AI has an emergent problem
Actually, it has a problem with emergence
The challenge for intelligent machines is dealing with the emergent properties of the physical world. Traffic jams, crop failures, supply chains, ecosystems, or human crowds. These systems behave in ways that cannot be predicted from the individual components and simple rules. Here is where traditional AI strategies break down. Enter Physical AI.
Physical AI becomes interesting the moment we imagine a robot or autonomous system trying to rely on a set of rules and hope for the best. Think of it this way. If an autonomous system has one way to succeed, by definition it has many ways to fail. Therefore, robots and autonomous systems need an imaginative toolkit to deal with uncertainty and unpredictability. One of them may be is bet hedging. This means keeping multiple strategies alive at once instead of overcommitting to one locally-optimal behavior. Instead of trying to pick the perfect move, bet hedging spreads risk across several possible moves so that if conditions change unexpectedly, at least one will always still work. Perhaps a good analogy is packing for a trip when the weather is unstable. If you bring only beach clothes, you may fail badly if it rains or is unexpectedly cold. If you instead pack summer clothes but also a rain coat and a warm jacket, you may be less optimized for one outcome but more likely to cope with any weather overall. Another analogy is investing. Putting all your money into one stock may bring a big return, but also a big loss. A diversified portfolio, although less flashy, is much safer over time. In practical terms, it means that Physical AI system may maintain various policies simultaneously, or distribute roles across a fleet, so that something will work no matter what.
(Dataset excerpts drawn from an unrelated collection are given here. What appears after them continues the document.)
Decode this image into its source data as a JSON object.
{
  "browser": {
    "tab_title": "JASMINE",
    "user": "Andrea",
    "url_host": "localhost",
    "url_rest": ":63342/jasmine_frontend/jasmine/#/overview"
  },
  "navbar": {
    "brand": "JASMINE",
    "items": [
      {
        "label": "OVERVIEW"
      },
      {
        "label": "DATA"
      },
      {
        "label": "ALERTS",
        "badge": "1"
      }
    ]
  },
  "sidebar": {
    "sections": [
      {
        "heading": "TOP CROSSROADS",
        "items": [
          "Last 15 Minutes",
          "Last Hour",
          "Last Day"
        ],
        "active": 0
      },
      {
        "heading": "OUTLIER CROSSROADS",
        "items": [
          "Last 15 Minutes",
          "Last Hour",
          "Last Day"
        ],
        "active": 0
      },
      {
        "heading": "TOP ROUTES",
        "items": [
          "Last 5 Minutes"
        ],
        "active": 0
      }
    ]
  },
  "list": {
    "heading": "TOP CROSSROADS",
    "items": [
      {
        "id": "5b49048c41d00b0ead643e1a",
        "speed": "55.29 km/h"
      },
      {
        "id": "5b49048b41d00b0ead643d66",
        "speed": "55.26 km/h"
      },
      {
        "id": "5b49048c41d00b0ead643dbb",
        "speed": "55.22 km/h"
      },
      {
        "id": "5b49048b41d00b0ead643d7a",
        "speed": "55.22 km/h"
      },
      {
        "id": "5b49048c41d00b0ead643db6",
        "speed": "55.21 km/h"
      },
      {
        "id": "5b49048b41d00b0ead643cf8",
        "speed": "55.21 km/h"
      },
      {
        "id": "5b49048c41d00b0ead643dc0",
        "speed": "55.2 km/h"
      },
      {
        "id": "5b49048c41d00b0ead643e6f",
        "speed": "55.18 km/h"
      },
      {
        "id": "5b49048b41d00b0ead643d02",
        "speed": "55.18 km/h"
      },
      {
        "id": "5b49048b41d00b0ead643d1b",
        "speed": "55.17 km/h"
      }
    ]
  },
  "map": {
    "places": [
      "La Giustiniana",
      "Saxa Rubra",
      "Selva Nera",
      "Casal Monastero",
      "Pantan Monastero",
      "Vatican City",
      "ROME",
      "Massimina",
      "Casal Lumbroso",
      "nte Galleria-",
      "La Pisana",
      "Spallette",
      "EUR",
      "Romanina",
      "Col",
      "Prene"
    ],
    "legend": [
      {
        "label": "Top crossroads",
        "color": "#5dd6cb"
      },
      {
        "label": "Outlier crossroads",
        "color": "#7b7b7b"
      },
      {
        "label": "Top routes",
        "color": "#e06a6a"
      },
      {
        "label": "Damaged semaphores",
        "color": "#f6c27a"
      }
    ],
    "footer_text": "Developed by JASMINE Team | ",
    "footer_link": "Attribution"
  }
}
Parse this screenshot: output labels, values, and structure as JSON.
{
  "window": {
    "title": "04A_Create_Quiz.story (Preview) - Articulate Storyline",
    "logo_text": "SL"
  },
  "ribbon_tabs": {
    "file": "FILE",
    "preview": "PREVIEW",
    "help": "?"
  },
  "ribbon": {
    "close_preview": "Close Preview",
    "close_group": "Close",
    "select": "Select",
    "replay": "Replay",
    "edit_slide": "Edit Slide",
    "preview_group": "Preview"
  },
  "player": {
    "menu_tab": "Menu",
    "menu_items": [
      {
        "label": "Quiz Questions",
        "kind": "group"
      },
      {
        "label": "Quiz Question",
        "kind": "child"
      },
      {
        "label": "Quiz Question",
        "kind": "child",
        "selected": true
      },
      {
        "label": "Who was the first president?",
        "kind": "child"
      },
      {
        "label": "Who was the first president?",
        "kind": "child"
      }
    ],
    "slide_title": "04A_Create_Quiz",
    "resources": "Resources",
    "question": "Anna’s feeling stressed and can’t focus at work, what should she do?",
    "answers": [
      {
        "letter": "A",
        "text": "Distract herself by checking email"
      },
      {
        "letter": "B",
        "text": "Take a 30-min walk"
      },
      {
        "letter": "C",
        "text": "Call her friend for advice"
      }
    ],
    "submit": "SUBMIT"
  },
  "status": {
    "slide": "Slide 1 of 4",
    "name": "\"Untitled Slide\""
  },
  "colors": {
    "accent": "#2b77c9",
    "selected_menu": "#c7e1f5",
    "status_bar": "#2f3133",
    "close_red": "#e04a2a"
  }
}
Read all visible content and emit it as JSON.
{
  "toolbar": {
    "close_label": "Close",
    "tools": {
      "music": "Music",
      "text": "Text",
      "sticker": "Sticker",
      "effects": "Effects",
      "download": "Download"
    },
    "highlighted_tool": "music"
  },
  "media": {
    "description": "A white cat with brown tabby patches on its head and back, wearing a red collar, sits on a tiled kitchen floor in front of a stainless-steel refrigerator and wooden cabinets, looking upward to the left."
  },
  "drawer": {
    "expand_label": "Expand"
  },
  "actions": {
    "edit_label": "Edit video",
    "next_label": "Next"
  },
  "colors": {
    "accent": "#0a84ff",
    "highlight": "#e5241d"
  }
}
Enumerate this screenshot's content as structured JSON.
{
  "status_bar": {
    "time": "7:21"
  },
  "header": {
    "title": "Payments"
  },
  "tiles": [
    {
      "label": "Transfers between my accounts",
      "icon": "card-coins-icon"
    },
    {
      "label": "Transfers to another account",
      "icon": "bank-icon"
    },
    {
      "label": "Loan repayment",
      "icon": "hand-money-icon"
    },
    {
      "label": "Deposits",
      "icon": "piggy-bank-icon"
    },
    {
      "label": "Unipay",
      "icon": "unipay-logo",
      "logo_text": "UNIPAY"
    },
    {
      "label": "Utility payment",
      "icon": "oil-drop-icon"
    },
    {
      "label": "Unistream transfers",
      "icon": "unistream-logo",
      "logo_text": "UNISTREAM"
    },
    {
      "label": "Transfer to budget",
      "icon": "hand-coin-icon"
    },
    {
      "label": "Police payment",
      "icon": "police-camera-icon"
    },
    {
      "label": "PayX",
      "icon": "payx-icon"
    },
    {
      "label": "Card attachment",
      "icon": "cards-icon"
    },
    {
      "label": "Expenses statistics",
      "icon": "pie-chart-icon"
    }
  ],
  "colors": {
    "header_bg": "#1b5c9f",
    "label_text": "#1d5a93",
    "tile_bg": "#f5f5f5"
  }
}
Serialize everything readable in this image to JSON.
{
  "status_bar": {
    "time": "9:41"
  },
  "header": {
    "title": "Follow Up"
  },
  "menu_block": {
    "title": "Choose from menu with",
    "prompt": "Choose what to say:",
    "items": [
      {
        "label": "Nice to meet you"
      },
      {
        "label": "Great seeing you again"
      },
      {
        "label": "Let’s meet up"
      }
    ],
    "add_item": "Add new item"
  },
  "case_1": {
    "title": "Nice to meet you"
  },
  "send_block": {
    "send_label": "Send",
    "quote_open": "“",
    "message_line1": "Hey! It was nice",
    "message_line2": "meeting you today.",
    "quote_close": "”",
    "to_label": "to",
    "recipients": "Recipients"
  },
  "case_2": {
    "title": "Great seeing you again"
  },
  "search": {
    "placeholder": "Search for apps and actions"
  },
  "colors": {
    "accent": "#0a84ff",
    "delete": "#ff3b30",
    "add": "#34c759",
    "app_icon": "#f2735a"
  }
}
But bet hedging can only go so far, because it protects against uncertainty but cannot really reduce it. A stronger approach may be active inference, where the system acts to reduce uncertainty in its internal model of the world. Instead of merely reacting, the agent probes, senses, updates, and then acts again. This is a much better fit for emergent environments because surprises are treated as signals to learn from, not just noise to endure. Stanhope AI shows one of the clearest examples of a company working in this sphere. It explicitly states that it is taking active inference from neuroscience into AI for robots and embodied platforms. It is already testing the concept in drones and robotics where machines must adapt on the fly in unpredictable real-world settings.
A third idea is world models, which are quickly becoming the intellectual center of physical AI. World models let machines simulate possible futures before acting, which is exactly what you want when the environment contains delayed effects, hidden variables, and cascading interactions. AMI Labs is explicitly building world-model-based AI that understands the real world, with persistent memory, planning, and controllability as core claims. NVIDIA has also thrown their hat in this arena. Its Cosmos platform is described as physical AI with world foundation models, including physics-aware generation and simulation for downstream robot intelligence. The takeaway is that if a system cannot simulate, it will end up improvising.

Then there is a biological strategy called niche construction. The idea is that to handle emergence the systems needs to reshape the environment rather than to predict it, so it becomes more stable. Although this is clearly more complex, warehouses already do this for robots. Sensorized infrastructure does this for autonomous operations. The company Analog is relevant here because it describes a world model that transforms fragmented data into a continuously learning intelligence fabric, and it explicitly connects robotics to that model so systems can sense, simulate and, importantly, act in dynamic environments. Its aim at robotics-as-a-service makes it one of the most concrete examples of a company trying to operationalize physical intelligence across real environments. Analog’s work on Deccan Oculus AI City is the strongest evidence for instrumenting and structuring an environment, although not yet for large-scale physical reconfiguration.
Where do companies like Anthropic fit, you might ask? The answer is, and moment only indirectly. Anthropic is relevant to controllable and interpretable AI systems, but it is not a physical-AI company in the sense that Analog, AMI Labs, NVIDIA, Stanhope AI are.
In short, bet hedging should help with resilience, active inference for intelligent sensing, world models for simulation and planning, and niche construction for environmental stabilization. I predict that the future of physical AI will belong to systems that combine all four.